‘This Should Have Never Happened’: Qld Govt Apologises For Neglect Of Brothers W/ Autism

CONTENT WARNING: This article contains content that may be distressing to some readers.

The Disability Royal Commission has found that the Queensland Government should’ve done more to protect two boys with autism who were found living in terrible conditions after their father died. The Queensland Government has since apologised.

As per The Guardian, child safety minister Craig Crawford has apologised on the behalf of the Queensland Government and said he was “disgusted” after learning about the living conditions of two teenage brothers, as found by the Disability Royal Commission.

Crawford said at a media conference on Tuesday: “I want to sincerely apologise to Jonathon and Kaleb for what occurred to them over the 20 years.

“This should never have happened … We must do better, we can do better, and we will do better.”

On Tuesday, the Disability Royal Commission released a report detailing its findings of the two teens — who are named under pseudonyms Kaleb and Jonathan — as well as noting that the Queensland Government “could have, and should have” done more to protect the two from “violence, neglect, abuse and deprivation of their human rights”.

According to the report, the 17-year-old and 19-year-old were found locked in a bedroom unclothed and malnourished in May of 2020. Their father, who was their carer, was found deceased in the next room.

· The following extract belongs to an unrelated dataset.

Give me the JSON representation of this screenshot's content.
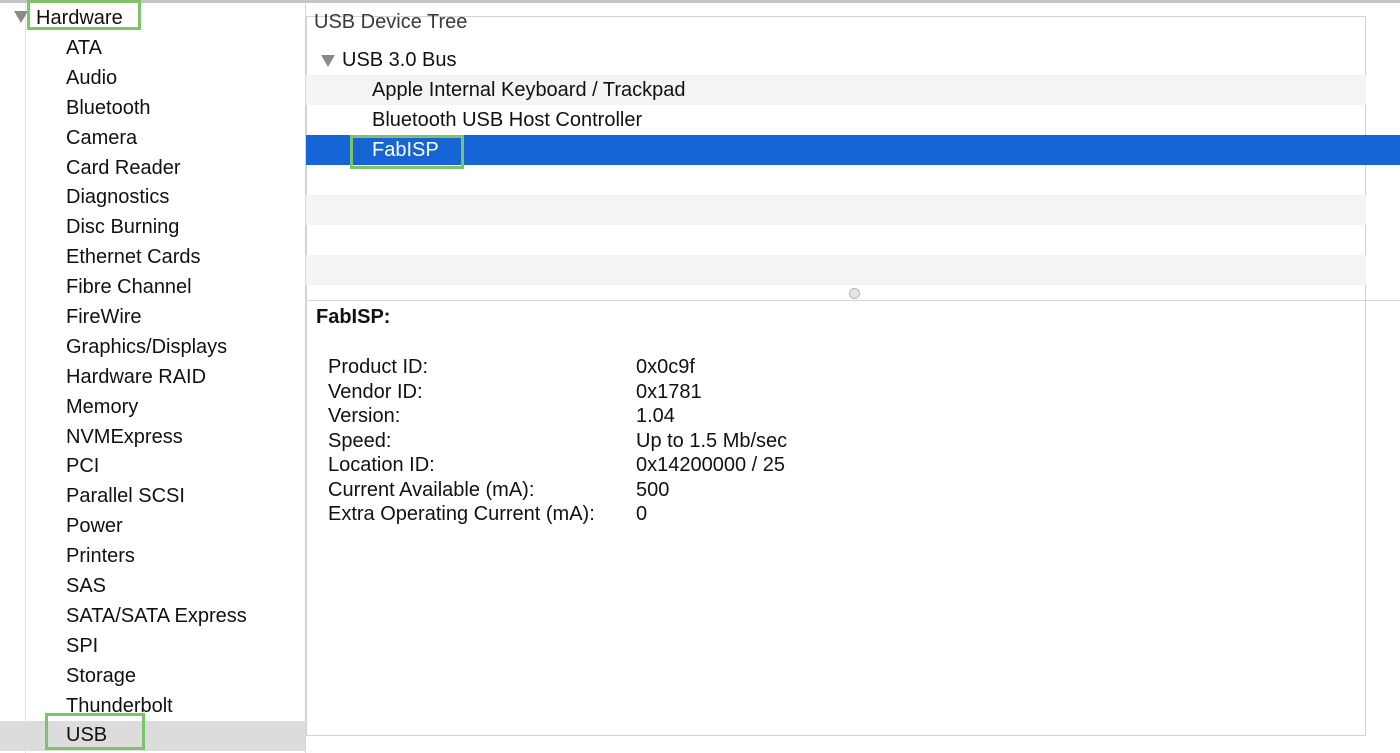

The two brothers were allegedly denied food and water. The report also mentioned that school staff arranged haircuts for the brothers as their hair had a lingering smell of urine.

As per The Guardian, between June 2000 and May 2020, there were at least 30 occasions where concerns about the livelihood of the brothers were raised with Queensland authorities. The publication also reported that 19 child protection notifications were given to the state’s Department of Child Safety, Seniors and Disability Services.

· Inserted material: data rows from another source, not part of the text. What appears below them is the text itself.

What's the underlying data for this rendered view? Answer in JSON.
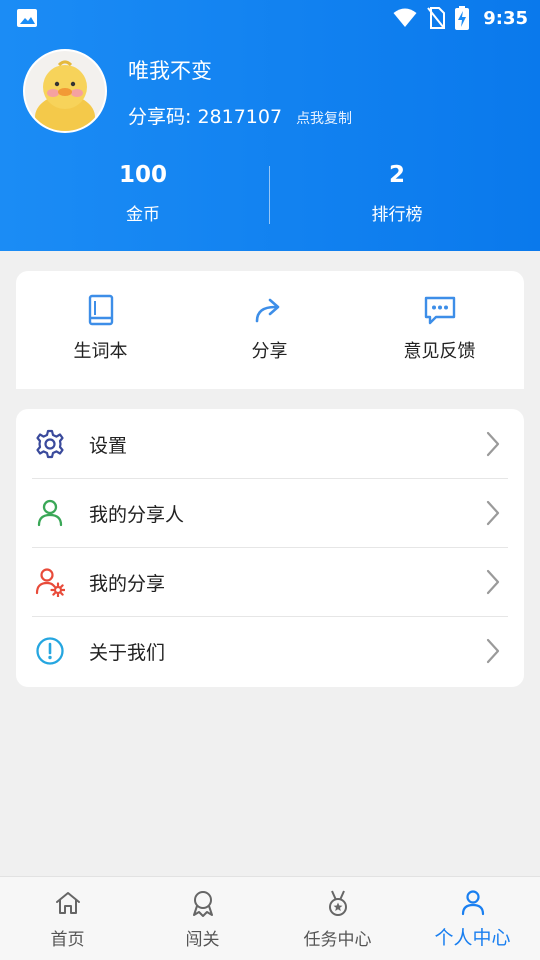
{
  "status_bar": {
    "time": "9:35"
  },
  "profile": {
    "username": "唯我不变",
    "share_code_text": "分享码: 2817107",
    "copy_label": "点我复制"
  },
  "stats": [
    {
      "value": "100",
      "label": "金币"
    },
    {
      "value": "2",
      "label": "排行榜"
    }
  ],
  "quick_actions": [
    {
      "label": "生词本",
      "icon": "book-icon"
    },
    {
      "label": "分享",
      "icon": "share-arrow-icon"
    },
    {
      "label": "意见反馈",
      "icon": "feedback-chat-icon"
    }
  ],
  "menu": [
    {
      "label": "设置",
      "icon": "gear-icon"
    },
    {
      "label": "我的分享人",
      "icon": "person-icon"
    },
    {
      "label": "我的分享",
      "icon": "person-gear-icon"
    },
    {
      "label": "关于我们",
      "icon": "info-icon"
    }
  ],
  "bottom_nav": [
    {
      "label": "首页",
      "icon": "home-icon",
      "active": false
    },
    {
      "label": "闯关",
      "icon": "badge-icon",
      "active": false
    },
    {
      "label": "任务中心",
      "icon": "medal-icon",
      "active": false
    },
    {
      "label": "个人中心",
      "icon": "person-icon",
      "active": true
    }
  ],
  "colors": {
    "header_blue": "#1b8cf5",
    "active_blue": "#1a7ff0",
    "quick_icon": "#3d8ee8",
    "settings_icon": "#3a4a9c",
    "sharer_icon": "#3aa757",
    "myshare_icon": "#e84b3a",
    "about_icon": "#25a6e0"
  }
}
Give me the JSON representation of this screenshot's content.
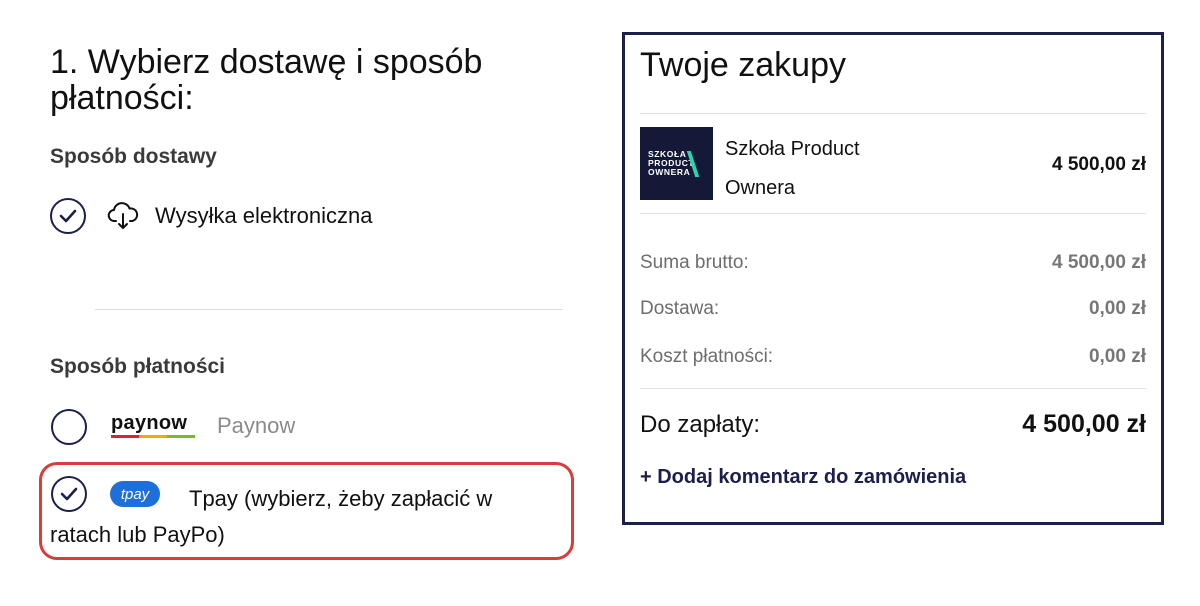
{
  "delivery_step": {
    "title": "1. Wybierz dostawę i sposób płatności:",
    "delivery_heading": "Sposób dostawy",
    "delivery_option": {
      "label": "Wysyłka elektroniczna",
      "icon": "cloud-download-icon",
      "selected": true
    },
    "payment_heading": "Sposób płatności",
    "payment_options": [
      {
        "logo_text": "paynow",
        "label": "Paynow",
        "selected": false
      },
      {
        "logo_text": "tpay",
        "label": "Tpay (wybierz, żeby zapłacić w ratach lub PayPo)",
        "selected": true
      }
    ]
  },
  "cart": {
    "title": "Twoje zakupy",
    "product": {
      "thumb_lines": [
        "SZKOŁA",
        "PRODUCT",
        "OWNERA"
      ],
      "name": "Szkoła Product Ownera",
      "price": "4 500,00 zł"
    },
    "summary": [
      {
        "label": "Suma brutto:",
        "value": "4 500,00 zł"
      },
      {
        "label": "Dostawa:",
        "value": "0,00 zł"
      },
      {
        "label": "Koszt płatności:",
        "value": "0,00 zł"
      }
    ],
    "total": {
      "label": "Do zapłaty:",
      "value": "4 500,00 zł"
    },
    "add_comment": "+ Dodaj komentarz do zamówienia"
  },
  "colors": {
    "navy": "#1c1f4a",
    "highlight_border": "#d93c3c",
    "tpay_blue": "#1e6fd9",
    "thumb_bg": "#141937",
    "thumb_accent": "#2fd3b0",
    "paynow_stripes": [
      "#d9232e",
      "#f2a900",
      "#7ab929"
    ]
  }
}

The report by the Disability Royal Commission continued to note a variety of recommendations for the Queensland Government, including better training for relevant frontline staff, giving people with disabilities a greater say in development, reviewing child protection practices and policies and expanding the Child Advocate scheme.

It also recommended that the “State of Queensland should consider offering redress, such as counselling or compensation to Kaleb and Jonathon, including additional support and assistance they may need.”

The Royal Commission into Violence, Abuse, Neglect and Exploitation of People with Disability will be handed to the federal government by September 29.